The Lottery Ticket Hypothesis
Using an analogy from the gambling world, the training of machine learning models is often compared to winning the lottery by buying every possible ticket. But if we know how winning the lottery looks like, couldn’t we be smarter about selecting the tickets?
In machine learning models, training processes produced large neural network structures that are the equivalent to a big bag of lottery tickets. After the initial training, models need to undergo optimization techniques such as pruning that remove unnecessary weights within the network in order reduce the size of the model without sacrificing performance. This is the equivalent of searching for the winning tickets in the bag and getting rid of the rest.
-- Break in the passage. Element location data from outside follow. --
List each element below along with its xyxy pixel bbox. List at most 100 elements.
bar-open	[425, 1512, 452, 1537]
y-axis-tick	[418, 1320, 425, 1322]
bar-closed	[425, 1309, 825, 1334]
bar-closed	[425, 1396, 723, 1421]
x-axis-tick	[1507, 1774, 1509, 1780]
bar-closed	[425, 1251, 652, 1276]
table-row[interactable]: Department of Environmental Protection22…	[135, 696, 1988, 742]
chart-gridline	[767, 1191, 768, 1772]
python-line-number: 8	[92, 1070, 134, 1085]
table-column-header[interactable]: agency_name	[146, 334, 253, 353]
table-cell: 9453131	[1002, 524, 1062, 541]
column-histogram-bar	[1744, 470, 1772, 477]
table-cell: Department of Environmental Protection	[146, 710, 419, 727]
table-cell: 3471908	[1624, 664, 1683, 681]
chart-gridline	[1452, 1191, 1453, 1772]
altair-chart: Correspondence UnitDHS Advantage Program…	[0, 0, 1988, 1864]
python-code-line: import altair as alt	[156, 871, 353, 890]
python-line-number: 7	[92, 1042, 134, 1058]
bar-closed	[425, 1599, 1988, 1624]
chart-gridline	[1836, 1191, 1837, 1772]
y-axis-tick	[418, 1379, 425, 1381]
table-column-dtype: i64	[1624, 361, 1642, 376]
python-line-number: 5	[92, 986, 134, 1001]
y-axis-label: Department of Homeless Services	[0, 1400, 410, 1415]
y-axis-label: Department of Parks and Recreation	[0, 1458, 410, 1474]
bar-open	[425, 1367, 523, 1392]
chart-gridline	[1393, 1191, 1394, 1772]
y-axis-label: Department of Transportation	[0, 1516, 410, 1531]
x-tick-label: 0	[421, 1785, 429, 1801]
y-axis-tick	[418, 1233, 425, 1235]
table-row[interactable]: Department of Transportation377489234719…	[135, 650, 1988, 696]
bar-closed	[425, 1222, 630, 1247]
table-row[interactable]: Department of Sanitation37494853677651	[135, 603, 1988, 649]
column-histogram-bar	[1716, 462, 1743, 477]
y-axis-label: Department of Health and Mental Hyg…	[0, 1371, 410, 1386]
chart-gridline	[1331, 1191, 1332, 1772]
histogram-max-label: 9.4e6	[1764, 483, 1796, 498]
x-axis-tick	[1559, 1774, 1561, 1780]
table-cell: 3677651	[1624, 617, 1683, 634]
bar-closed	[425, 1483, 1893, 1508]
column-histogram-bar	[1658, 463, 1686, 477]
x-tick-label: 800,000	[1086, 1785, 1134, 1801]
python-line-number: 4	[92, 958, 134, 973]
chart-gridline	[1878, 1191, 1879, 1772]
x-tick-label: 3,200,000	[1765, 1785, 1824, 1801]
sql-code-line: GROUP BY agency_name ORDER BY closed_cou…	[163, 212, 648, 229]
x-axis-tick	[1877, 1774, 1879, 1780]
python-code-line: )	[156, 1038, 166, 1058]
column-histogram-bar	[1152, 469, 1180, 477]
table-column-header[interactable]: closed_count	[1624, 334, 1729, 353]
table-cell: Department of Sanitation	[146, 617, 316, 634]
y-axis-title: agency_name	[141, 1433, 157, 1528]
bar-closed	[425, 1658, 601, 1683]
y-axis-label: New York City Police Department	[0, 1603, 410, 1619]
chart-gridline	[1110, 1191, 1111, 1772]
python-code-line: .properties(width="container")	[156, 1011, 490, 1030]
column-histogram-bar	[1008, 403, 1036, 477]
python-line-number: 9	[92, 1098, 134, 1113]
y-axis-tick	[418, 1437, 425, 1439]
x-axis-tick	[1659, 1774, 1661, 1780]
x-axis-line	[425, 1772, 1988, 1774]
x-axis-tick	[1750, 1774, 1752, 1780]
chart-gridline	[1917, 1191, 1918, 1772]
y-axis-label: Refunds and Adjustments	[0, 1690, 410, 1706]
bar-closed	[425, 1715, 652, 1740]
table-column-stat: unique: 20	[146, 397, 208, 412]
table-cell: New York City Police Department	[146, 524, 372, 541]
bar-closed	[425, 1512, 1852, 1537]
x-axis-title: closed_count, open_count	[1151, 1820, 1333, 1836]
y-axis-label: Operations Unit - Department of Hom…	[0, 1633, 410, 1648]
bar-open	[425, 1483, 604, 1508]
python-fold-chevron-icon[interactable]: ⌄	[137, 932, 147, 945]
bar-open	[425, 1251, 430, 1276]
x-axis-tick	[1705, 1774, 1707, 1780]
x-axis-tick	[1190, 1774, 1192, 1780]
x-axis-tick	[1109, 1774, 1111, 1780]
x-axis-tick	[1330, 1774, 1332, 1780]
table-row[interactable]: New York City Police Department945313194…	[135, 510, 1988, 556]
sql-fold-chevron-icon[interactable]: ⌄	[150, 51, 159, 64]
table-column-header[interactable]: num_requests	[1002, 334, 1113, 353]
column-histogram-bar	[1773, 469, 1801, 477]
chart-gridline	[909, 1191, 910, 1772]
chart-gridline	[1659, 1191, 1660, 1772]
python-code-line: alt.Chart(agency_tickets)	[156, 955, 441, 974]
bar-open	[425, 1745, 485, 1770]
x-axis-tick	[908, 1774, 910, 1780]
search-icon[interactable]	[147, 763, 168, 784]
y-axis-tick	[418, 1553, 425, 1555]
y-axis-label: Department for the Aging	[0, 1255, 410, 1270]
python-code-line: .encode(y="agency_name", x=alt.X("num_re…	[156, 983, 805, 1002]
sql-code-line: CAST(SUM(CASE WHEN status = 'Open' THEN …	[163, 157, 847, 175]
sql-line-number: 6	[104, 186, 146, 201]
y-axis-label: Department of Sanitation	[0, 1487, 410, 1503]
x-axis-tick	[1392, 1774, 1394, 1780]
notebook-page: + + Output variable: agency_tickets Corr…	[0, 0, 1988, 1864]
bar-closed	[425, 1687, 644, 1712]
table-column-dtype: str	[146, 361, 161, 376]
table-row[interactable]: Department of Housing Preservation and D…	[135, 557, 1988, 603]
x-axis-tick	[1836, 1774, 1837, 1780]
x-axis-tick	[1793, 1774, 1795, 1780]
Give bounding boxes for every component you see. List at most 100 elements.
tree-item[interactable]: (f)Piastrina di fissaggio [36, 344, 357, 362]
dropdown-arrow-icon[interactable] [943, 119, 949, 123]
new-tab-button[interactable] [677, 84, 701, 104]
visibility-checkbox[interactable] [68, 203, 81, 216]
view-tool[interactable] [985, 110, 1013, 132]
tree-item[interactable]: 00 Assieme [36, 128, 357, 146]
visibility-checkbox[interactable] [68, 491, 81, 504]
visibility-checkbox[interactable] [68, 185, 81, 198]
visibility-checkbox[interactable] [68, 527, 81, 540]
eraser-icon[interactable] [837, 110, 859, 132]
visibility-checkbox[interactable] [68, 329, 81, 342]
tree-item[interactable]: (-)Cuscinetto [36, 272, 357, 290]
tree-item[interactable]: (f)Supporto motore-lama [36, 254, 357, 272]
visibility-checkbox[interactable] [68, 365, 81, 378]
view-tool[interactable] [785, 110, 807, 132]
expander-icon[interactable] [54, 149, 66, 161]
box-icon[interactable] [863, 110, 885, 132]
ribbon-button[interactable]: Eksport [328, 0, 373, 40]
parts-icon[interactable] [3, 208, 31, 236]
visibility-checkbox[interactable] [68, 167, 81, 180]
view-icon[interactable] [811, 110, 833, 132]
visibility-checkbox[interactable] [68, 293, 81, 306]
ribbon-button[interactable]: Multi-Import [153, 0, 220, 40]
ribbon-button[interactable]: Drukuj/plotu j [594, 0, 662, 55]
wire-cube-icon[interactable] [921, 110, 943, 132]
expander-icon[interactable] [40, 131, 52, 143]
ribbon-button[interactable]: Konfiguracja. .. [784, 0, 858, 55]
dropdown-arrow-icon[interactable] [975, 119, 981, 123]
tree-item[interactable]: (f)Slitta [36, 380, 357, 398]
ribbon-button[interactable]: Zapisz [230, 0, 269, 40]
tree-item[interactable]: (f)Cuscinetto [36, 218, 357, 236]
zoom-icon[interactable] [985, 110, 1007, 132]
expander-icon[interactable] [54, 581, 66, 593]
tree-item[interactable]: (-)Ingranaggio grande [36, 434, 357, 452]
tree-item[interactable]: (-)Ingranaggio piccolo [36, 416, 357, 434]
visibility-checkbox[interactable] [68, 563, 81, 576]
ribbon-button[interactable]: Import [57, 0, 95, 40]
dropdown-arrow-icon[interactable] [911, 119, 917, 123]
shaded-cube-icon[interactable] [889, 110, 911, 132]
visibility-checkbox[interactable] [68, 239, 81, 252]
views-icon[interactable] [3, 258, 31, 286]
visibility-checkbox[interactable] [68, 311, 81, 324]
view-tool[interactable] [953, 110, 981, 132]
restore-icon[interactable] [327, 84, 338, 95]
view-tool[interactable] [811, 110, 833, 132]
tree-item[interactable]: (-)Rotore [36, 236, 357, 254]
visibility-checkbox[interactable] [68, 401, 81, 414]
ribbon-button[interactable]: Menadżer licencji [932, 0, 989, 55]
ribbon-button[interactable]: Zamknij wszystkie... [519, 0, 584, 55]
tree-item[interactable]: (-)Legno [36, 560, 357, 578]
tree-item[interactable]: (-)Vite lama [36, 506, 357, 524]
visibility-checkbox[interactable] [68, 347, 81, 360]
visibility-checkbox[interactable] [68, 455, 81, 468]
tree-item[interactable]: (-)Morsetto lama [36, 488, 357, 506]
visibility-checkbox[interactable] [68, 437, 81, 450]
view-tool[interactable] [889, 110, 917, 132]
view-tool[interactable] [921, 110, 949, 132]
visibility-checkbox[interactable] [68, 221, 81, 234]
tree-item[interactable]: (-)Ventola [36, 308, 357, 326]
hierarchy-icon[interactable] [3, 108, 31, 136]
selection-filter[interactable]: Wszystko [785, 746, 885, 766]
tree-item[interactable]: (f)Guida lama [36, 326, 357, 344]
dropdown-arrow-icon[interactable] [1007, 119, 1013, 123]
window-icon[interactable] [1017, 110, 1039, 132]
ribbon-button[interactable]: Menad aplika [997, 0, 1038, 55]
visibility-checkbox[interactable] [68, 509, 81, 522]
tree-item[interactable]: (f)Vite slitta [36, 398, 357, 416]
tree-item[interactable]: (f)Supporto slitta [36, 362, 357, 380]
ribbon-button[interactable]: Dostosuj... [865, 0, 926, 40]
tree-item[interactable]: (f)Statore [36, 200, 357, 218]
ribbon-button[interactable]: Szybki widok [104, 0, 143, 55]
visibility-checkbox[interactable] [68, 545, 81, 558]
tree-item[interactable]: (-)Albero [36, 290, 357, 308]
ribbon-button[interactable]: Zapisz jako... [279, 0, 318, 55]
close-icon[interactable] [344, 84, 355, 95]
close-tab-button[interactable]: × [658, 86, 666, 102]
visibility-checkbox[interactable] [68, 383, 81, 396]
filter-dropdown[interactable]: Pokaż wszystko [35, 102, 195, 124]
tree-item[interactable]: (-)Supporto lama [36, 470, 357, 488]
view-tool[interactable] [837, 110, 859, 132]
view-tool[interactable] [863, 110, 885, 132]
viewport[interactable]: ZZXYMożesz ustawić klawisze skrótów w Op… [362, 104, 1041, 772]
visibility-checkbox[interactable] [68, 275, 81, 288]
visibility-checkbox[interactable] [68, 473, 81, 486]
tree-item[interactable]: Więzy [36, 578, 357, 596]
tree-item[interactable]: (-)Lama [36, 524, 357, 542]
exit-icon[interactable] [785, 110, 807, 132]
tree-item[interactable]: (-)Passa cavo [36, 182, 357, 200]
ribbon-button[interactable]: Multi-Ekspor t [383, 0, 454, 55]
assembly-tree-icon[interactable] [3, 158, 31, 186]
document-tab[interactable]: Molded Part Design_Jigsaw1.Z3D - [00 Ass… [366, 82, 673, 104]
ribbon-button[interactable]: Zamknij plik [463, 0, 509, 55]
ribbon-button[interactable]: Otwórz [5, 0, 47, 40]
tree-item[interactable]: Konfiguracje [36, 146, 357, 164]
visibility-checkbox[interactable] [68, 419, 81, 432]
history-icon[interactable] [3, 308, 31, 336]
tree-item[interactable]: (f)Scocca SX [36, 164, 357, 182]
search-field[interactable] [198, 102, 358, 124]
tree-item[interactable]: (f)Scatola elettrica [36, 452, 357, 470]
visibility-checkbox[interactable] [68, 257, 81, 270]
Very often, pruning techniques end up producing neural network structures that are 90% smaller than the original. The obvious question the is: if a network can be reduced in size, why do we not train this smaller architecture instead in the interest of making training more efficient as well? Paradoxically, practical experiences in machine learning solutions show that the architectures uncovered by pruning are harder to train from the start, reaching lower accuracy than the original networks. So you can buy a big bag of tickets and work your way to the winning numbers but the opposite process is too hard. Or so we thought 😉
The main idea behind MIT’s Lottery Ticket Hypothesis is that, consistently, a large neural network will contain a smaller subnetwork that, if trained from the start, will achieve a similar accuracy than the larger structure. Specifically, the research paper outlines the hypothesis as following:
· The Lottery Ticket Hypothesis: A randomly-initialized, dense neural network contains a subnetwork that is initialized such that — when trained in isolation — it can match the test accuracy of the original network after training for at most the same number of iterations.
In the context of the paper, the small subnetwork is often referred to as the winning ticket.